As I compose my last blog and prepare to pass the presidential mantle of MAM, you will forgive me if I wax a little personal.
In 1968, I read that the “Maya Race” was descended from the lost continent of Atlantis, and I believed it. In 1973, I read of extraterrestrial visitations to Mesoamerica in The Chariots of the Gods, and I believed it. While rough-necking on oil platforms in the North Sea, I visited the British Museum and bought Eric Thompson’s Maya Hieroglyphs Without Tears and Michael Coe’s The Maya and dreamed of visiting the ancient cities, so I did.
In 1974, my wife and I and our two-year-old son left California in a four-wheel-drive with diving gear to search for Atlantis and we spent six months in Yucatan and Belize, visiting Guatemala and Oaxaca and many other points in between.

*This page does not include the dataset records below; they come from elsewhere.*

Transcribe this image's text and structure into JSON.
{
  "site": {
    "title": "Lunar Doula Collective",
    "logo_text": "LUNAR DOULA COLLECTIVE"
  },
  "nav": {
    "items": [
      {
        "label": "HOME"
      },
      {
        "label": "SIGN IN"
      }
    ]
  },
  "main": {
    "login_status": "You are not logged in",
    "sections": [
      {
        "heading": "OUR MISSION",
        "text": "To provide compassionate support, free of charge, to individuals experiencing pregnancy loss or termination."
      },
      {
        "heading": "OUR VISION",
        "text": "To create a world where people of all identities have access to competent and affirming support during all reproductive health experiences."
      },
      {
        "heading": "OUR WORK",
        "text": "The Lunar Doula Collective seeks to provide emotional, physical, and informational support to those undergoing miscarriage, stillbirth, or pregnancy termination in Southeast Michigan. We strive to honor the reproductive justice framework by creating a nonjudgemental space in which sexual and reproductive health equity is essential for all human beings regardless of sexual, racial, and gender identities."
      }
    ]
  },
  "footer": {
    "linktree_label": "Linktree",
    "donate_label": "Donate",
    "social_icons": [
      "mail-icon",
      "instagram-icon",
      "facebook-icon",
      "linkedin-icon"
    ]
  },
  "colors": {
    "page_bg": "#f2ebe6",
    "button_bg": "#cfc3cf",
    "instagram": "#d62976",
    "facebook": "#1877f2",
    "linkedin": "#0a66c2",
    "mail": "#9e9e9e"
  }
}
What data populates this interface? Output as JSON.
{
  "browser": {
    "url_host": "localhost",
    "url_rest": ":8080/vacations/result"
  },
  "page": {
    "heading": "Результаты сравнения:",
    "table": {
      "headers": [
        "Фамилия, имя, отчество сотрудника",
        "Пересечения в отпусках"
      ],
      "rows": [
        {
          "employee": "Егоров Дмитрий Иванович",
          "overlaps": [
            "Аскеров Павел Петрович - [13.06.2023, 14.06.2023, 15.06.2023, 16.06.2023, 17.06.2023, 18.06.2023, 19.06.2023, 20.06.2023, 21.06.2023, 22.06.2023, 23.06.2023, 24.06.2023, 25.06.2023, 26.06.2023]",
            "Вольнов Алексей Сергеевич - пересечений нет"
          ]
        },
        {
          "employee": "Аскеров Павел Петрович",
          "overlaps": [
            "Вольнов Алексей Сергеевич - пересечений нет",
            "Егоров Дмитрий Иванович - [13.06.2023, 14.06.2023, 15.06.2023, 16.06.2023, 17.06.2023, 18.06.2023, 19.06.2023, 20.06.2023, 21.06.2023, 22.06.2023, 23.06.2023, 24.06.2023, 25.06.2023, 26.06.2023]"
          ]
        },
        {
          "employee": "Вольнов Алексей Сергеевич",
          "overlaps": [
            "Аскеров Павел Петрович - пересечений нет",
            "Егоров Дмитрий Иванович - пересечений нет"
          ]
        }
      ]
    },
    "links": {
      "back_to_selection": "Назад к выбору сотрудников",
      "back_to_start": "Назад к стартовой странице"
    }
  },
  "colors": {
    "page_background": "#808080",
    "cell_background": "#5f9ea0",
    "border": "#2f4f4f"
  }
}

I didn’t find Atlantis but I did find Chichen Itza, Uxmal, Tikal and so much more, and so in 1975, back in California, I went back to school as an undergrad at UCLA, majored in Anthropology, and began my academic career where they educated all that Atlantis and extra-terrestrial stuff out of me (for the most part).
In 1975, I was on my first dig at Rio Amarillo in Honduras. Glyphs have always been my focus, but happily my work includes ethnography and history. I recall quite vividly receiving a very powerful intuitional message while working on my dissertation, I think in 1984, “bring the glyphs back to the Mayas.” It rocked me.